The Family Way: Addressing your Financial Responsibilities as a Parent

Becoming a parent is a big deal, no matter how you look at it. Make sure you’ve got everything in place before the happy arrival, and new parenthood may be a lot easier than you imagine. Now is the time to get your financial house in order in anticipation of the blessed event that is bound to change your life in significant ways.

Before you make a baby

It’s a good idea to sit down as a couple and take a look at your future well in advance of becoming pregnant. Think about the ways you’ll reconfigure your personal and social life. Do you envision mommy going back to work, or will she stay at home while daddy earns the family living? If mom does return to work shortly after the birth of a baby, who will be in charge of day care? Do you want to hire an at-home babysitter, or would you prefer to enroll your little one in a pleasant daycare facility?

While you’re pregnant

Soon-to-be parents need to look at their current expenses and devise a postpartum budget, too. Carefully examine child care costs and don’t forget to factor in extra charges for extended hours.

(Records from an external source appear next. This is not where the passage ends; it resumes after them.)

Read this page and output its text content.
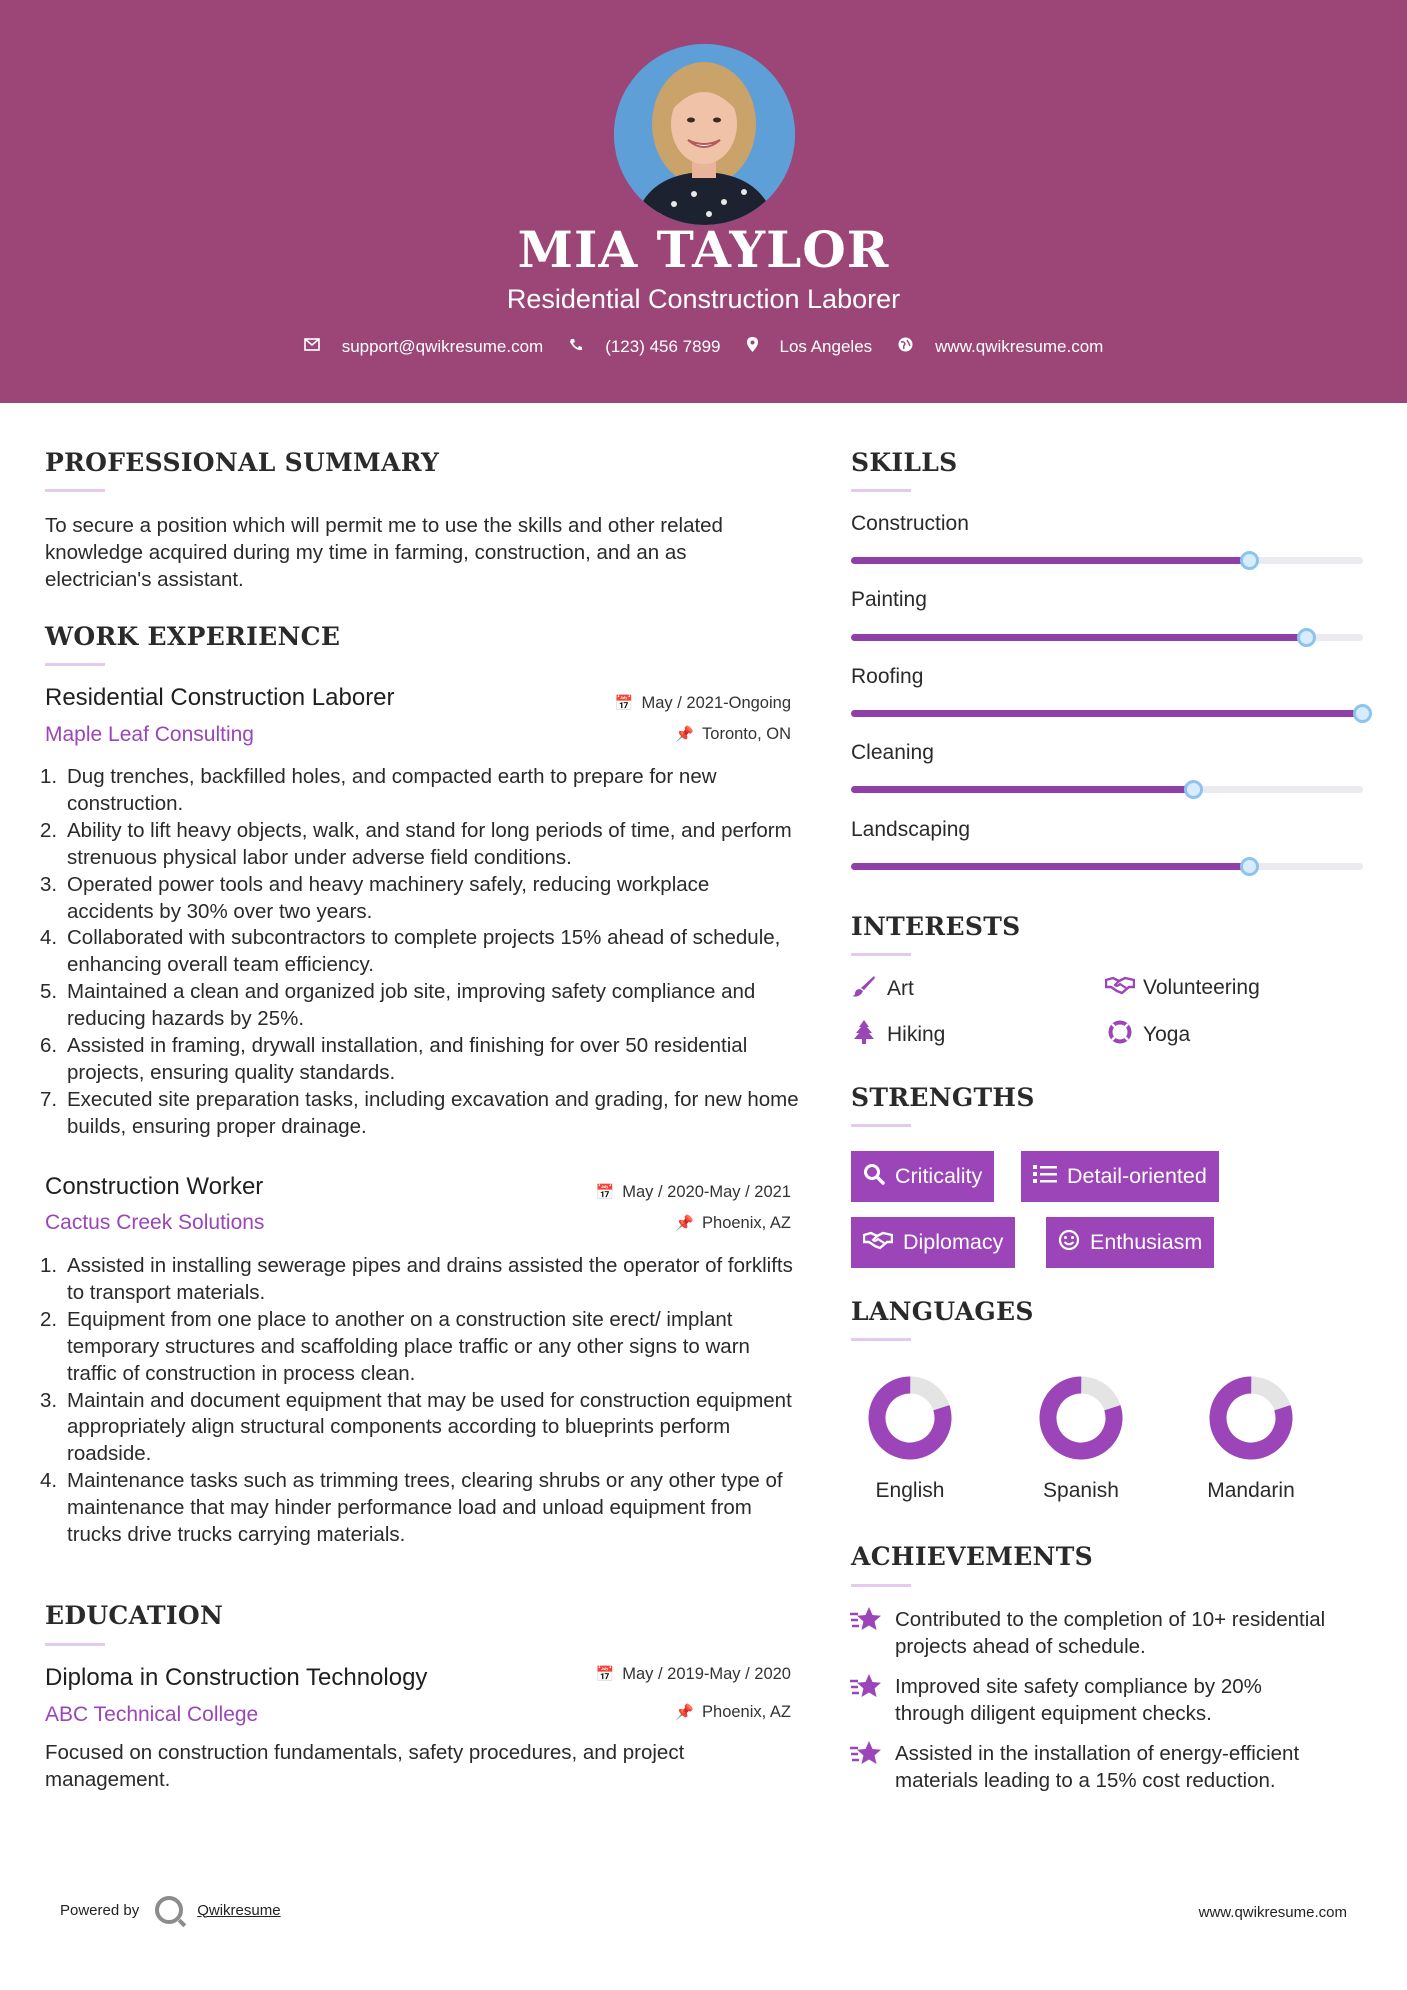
MIA TAYLOR
Residential Construction Laborer
support@qwikresume.com	(123) 456 7899	Los Angeles	www.qwikresume.com
PROFESSIONAL SUMMARY
To secure a position which will permit me to use the skills and other related knowledge acquired during my time in farming, construction, and an as electrician's assistant.
WORK EXPERIENCE
Residential Construction Laborer
Maple Leaf Consulting
📅 May / 2021-Ongoing
📌 Toronto, ON
1. Dug trenches, backfilled holes, and compacted earth to prepare for new construction.
2. Ability to lift heavy objects, walk, and stand for long periods of time, and perform strenuous physical labor under adverse field conditions.
3. Operated power tools and heavy machinery safely, reducing workplace accidents by 30% over two years.
4. Collaborated with subcontractors to complete projects 15% ahead of schedule, enhancing overall team efficiency.
5. Maintained a clean and organized job site, improving safety compliance and reducing hazards by 25%.
6. Assisted in framing, drywall installation, and finishing for over 50 residential projects, ensuring quality standards.
7. Executed site preparation tasks, including excavation and grading, for new home builds, ensuring proper drainage.
Construction Worker
Cactus Creek Solutions
📅 May / 2020-May / 2021
📌 Phoenix, AZ
1. Assisted in installing sewerage pipes and drains assisted the operator of forklifts to transport materials.
2. Equipment from one place to another on a construction site erect/ implant temporary structures and scaffolding place traffic or any other signs to warn traffic of construction in process clean.
3. Maintain and document equipment that may be used for construction equipment appropriately align structural components according to blueprints perform roadside.
4. Maintenance tasks such as trimming trees, clearing shrubs or any other type of maintenance that may hinder performance load and unload equipment from trucks drive trucks carrying materials.
EDUCATION
Diploma in Construction Technology
ABC Technical College
📅 May / 2019-May / 2020
📌 Phoenix, AZ
Focused on construction fundamentals, safety procedures, and project management.
SKILLS
Construction
Painting
Roofing
Cleaning
Landscaping
INTERESTS
Art	Volunteering
Hiking	Yoga
STRENGTHS
Criticality	Detail-oriented
Diplomacy	Enthusiasm
LANGUAGES
English	Spanish	Mandarin
ACHIEVEMENTS
Contributed to the completion of 10+ residential projects ahead of schedule.
Improved site safety compliance by 20% through diligent equipment checks.
Assisted in the installation of energy-efficient materials leading to a 15% cost reduction.
Powered by	Qwikresume	www.qwikresume.com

Many days care centers operate at similar hours to other businesses. Parents who are accustomed to staying late at the office may need to rethink that strategy or find a way to pay the additional price.

Eliminate as much debt as possible before the birth of your new baby. Speak with a professional, and learn how to settle your debts. Open a savings account in your child’s name at birth, and by the time they are ready to go off to college, much of that future expense may be covered. It may seem outlandish now but trust us. Time passes quickly and before you know it, your cute little baby will be a teenager with a whole different set of expenses.

Have enough cash stashed to tide your family over for three months to half a year, advises USA Today. Experts estimate that a couple spends around $13,000 per year to raise a child. During pregnancy, both parents would be wise to stock away money for anticipated and unexpected financial events. If one parent expects to stay home while the other returns to work, put together a budget that works with only one income. Determine if maternity leave will be paid and for how long.

Hope for the best, plan for the worst

Make a will. There are many websites that provide DIY will forms, but it’s generally a better idea to have a professional draw up the documents. Obtain a life insurance policy for each parent, as well. If the worst happens and one parent dies, the surviving family may not suffer financial hardship, say financial experts at The Guardian.

Having a baby is an exciting experience. Plan ahead, stay calm, make a budget and stick with it. A few savvy decisions now can lead to a happier financial life for your new family.